While immediate postexposure treatment for suspected HIV is critical, pre-exposure preventive treatment is a newer method that may be effective for people in high-risk groups, states a review of evidence published in CMAJ (Canadian Medical Association Journal).
“Although postexposure prophylaxis has a long history of success, newer methods such as pre-exposure prophylaxis and earlier treatment in the course of infection (“treatment as prevention”) are being implemented with some success,” writes Dr. Isaac Bogoch, Harvard Medical School and the Division of Infectious Diseases, Massachusetts General Hospital, Boston, with coauthors.
Several recent large randomized controlled trials have added to knowledge about pre-exposure prevention and early initiation of antiretroviral therapy. To provide physicians with current pharmacologic prevention methods, researchers from Massachusetts General Hospital, Brigham and Women’s Hospital and Harvard Medical School, Boston, Massachusetts and Sunnybrook Health Sciences, Toronto conducted a review of literature from January 1990 to April 2012.
HIV is transmitted mainly through unprotected sex, contaminated needles and from mother to baby, although the latter transmission was not part of the review.
After assessing with a detailed history whether a person has been exposed to HIV, postexposure treatment (prophylaxis) should begin as soon as possible or within 72 hours and be continued for 28 days. If the patient is in a low-risk situation but not completely without risk, the physician and patient can decide upon the risks of transmission and whether to treat prophylactically. Current practice recommends a two-drug regimen of tenofovir with emtricitabine and a third drug in people with high-risk exposure.

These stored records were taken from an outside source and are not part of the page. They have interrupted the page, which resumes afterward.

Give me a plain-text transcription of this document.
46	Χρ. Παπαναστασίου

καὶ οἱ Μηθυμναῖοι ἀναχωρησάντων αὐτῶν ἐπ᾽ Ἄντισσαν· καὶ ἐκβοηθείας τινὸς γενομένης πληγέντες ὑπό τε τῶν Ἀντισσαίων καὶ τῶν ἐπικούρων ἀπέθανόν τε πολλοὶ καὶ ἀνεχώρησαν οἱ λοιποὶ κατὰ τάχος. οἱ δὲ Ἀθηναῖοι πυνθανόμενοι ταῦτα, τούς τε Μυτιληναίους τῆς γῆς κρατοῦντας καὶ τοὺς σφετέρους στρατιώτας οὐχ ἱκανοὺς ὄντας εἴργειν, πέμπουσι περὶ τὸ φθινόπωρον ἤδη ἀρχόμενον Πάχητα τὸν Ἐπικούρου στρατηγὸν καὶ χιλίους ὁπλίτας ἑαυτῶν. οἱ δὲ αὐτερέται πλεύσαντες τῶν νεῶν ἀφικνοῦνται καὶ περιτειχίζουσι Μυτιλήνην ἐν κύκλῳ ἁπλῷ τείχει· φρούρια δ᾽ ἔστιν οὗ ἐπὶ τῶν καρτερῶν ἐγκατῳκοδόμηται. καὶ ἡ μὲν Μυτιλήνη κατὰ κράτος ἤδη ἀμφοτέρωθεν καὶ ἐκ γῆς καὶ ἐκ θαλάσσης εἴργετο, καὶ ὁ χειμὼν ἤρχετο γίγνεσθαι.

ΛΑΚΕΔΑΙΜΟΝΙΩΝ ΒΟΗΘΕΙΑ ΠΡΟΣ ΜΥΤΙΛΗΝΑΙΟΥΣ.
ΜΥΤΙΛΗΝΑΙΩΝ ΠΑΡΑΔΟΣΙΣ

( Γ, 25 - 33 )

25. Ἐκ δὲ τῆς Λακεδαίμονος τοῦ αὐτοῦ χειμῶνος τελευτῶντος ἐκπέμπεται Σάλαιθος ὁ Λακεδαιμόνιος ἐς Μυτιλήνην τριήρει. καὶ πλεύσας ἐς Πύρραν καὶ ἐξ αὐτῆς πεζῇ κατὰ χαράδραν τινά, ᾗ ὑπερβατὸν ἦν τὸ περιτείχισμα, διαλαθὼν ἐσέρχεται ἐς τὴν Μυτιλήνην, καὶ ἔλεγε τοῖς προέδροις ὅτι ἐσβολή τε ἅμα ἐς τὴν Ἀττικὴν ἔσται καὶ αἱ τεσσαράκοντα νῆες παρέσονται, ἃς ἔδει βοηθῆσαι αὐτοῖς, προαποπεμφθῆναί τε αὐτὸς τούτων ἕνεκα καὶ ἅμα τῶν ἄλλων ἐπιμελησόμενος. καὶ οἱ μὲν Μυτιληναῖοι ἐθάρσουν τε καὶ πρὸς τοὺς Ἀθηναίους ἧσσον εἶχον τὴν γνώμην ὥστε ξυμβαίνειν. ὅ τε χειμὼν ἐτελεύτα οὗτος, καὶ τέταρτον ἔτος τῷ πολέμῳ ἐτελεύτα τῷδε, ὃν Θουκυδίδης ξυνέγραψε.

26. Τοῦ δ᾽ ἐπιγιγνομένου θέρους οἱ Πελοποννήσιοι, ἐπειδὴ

“Evidence for quickly starting prophylaxis and a four-week duration of therapy stem from macaque models of transmission, in which starting prophylaxis later and shorter durations of therapy resulted in higher rates of HIV seroconversion [development of antibodies against HIV],” write the authors.
For high-risk populations, such as men who have sex with men, intravenous drug users and women in areas with a high prevalence of HIV, pre-exposure prophylaxis has been shown to prevent HIV infection before being exposed to the virus. For example, one recent trial that involved 900 women from a region with high HIV prevalence showed a 39% reduction in HIV infection rates after application of a topical vaginal microbicide 12 hours before and after sex.
“All pre-exposure prophylaxis interventions should be considered one part of a more comprehensive plan for preventing the spread of HIV infection, including standard counselling on safer sexual practices and condom use, testing for and treating other sexually transmitted infections and, in select circumstances, male circumcision and needle exchange programs,” state the authors.
“Whereas pre-exposure prophylaxis may be reserved for people with the highest risk of exposure, the trend of treating HIV at higher CD4 T cell counts earlier in infection will likely show the most promise as a pharmacologic strategy for preventing transmission of the virus,” the authors conclude. They note that while pre-exposure prophylaxis is promising, there are unanswered questions, such as which groups would benefit most, the possibility of drug resistance and others. Several large-scale trials are underway to determine effectiveness of early treatment.